Il y a longtemps déjà—j'en ai cependant vu les commencements—que le journalisme a triomphalement laissé derrière lui cette prétendue renommée des Anciens—avec ses cent malheureuses trompettes; une nouvelle classe de littérature, l'institution des reporters, y a mis le comble.

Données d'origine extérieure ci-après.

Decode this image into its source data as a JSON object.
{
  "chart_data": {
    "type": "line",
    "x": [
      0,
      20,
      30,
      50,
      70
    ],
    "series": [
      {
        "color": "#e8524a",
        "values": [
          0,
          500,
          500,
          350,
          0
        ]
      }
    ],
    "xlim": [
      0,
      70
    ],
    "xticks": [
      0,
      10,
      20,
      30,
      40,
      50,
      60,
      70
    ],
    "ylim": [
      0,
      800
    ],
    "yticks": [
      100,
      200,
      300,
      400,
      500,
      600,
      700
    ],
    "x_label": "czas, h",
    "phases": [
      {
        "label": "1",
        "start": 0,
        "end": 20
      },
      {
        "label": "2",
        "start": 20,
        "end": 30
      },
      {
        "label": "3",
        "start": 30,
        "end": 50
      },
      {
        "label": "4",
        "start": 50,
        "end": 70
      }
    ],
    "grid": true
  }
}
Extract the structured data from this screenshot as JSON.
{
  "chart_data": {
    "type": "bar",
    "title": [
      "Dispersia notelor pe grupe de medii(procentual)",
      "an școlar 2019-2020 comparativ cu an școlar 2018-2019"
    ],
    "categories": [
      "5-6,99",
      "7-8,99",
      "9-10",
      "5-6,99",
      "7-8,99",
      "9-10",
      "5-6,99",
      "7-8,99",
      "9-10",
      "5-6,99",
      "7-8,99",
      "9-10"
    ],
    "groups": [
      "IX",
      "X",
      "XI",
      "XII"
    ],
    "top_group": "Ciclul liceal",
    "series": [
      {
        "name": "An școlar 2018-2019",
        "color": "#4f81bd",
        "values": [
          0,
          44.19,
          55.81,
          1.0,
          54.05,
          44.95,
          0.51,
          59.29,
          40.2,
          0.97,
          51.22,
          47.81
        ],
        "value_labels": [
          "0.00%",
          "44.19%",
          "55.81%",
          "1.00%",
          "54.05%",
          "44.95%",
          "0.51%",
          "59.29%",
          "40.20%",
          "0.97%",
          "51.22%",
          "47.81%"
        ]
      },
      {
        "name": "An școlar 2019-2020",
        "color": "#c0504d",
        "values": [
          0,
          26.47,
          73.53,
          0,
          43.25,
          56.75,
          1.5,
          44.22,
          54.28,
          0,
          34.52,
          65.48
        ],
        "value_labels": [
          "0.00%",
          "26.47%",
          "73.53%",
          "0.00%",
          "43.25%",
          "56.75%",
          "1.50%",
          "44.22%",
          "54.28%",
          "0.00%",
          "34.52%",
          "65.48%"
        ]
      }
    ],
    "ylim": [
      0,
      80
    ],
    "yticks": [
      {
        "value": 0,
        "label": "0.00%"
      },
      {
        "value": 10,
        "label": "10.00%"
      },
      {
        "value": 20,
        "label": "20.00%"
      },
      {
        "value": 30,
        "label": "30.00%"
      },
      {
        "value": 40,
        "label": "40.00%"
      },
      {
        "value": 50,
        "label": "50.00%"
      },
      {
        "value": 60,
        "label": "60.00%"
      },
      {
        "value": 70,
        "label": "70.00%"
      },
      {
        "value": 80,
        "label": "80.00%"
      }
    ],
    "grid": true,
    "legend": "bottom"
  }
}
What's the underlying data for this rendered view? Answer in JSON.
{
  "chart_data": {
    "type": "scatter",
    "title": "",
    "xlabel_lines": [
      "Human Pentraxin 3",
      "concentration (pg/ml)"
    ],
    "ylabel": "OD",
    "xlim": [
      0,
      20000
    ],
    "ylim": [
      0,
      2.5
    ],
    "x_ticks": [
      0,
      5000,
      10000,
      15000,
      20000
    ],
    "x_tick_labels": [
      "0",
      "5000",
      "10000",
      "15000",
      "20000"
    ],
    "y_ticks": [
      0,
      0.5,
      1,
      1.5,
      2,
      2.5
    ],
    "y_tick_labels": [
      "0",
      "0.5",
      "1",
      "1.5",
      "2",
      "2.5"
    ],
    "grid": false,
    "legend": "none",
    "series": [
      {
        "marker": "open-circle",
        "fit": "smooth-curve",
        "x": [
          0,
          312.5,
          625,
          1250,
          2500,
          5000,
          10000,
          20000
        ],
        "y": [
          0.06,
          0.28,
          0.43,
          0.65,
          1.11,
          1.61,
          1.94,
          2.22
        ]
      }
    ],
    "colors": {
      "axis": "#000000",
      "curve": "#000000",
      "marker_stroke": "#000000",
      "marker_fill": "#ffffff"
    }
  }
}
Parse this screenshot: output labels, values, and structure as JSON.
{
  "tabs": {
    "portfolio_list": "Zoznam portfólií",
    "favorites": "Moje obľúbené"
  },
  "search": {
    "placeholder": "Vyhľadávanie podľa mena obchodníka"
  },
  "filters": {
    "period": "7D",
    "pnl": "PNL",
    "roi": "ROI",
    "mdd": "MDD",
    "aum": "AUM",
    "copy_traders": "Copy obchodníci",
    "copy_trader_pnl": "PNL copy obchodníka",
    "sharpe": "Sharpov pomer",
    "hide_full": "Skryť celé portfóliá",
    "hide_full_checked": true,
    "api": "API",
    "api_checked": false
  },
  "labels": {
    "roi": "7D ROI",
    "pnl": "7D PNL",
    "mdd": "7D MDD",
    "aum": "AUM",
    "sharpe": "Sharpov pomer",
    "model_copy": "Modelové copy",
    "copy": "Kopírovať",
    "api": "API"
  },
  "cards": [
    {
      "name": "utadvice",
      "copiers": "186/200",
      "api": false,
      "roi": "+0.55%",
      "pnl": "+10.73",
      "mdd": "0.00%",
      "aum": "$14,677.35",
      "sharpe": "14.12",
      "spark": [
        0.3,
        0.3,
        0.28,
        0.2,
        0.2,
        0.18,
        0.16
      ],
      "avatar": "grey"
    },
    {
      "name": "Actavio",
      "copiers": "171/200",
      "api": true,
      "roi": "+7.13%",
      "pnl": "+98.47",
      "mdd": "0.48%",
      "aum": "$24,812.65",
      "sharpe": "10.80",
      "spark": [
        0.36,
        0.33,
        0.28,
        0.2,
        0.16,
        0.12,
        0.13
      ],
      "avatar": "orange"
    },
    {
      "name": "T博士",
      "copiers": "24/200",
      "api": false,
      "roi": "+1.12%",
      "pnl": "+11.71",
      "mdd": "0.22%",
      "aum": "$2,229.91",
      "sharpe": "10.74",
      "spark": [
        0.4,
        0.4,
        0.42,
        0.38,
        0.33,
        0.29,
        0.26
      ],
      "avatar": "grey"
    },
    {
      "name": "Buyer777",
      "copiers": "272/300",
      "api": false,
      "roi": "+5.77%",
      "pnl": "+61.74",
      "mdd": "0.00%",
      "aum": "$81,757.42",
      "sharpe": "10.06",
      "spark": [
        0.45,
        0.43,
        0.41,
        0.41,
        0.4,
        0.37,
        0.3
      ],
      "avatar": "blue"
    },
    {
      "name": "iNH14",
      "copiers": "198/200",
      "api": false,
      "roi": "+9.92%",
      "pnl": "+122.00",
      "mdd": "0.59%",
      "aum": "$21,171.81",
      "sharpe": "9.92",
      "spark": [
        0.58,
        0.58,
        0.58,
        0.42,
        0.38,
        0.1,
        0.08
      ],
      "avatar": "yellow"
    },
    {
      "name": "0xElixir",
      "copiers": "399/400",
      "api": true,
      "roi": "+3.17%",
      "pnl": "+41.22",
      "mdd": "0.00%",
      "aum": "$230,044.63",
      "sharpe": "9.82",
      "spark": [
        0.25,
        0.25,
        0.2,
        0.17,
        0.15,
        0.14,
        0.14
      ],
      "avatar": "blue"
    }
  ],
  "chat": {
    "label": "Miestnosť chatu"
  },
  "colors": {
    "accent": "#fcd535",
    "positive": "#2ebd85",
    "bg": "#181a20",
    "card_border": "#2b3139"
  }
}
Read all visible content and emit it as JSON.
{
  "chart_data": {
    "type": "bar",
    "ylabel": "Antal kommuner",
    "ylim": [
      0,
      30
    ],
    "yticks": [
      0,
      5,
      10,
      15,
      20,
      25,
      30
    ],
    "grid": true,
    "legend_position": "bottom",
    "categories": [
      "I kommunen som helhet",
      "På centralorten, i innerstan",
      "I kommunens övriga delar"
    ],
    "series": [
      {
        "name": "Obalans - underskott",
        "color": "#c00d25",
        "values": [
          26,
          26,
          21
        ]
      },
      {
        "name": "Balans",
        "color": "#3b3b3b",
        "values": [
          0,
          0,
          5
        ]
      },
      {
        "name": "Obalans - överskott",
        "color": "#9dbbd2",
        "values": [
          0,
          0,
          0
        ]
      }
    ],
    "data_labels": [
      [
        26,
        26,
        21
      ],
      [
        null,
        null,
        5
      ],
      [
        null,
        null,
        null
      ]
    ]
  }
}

Une armée d'hommes de tous âges, sortis de toutes conditions ingrates, ou moins amusantes,—les uns plus, les autres moins lettrés, plus ou moins bien vêtus et quelques-uns très bien et «ayant du monde»; tous hardis, résolus, imperturbables, quelquefois effrontés, forts d'un droit qu'ils s'attribuent et qu'ils réclament hautement. Cette armée infatigable ne se repose ni le jour ni la nuit.—Quelques-uns chassent avec un carnier à la dernière mode, quelques-uns chiffonnent avec la hotte et le crochet.—Cette armée se répand sur la ville en quête de nouvelles—tous résolus à ne pas revenir bredouilles;—ils entrent partout, avec l'autorité que des magistrats n'exercent qu'avec des restrictions inviolables.

Un artiste, un peintre, une cantatrice, célèbres ou à la mode, un roi, un empereur arrivent-ils à Paris, à l'instant même, le reporter envoie sa carte, et suit, sans attendre de réponse, le domestique qui la porte, il s'assied et pose une série de questions à ces diverses majestés qui répondent avec complaisance, les uns intimidés, les autres malins:—«Quel âge avez-vous? Sortez-vous de parents honnêtes?—Quelles sont vos vertus, quels sont vos vices? Quel vin, quels mets préférez-vous? Tous ces cheveux sont-ils à vous? etc.»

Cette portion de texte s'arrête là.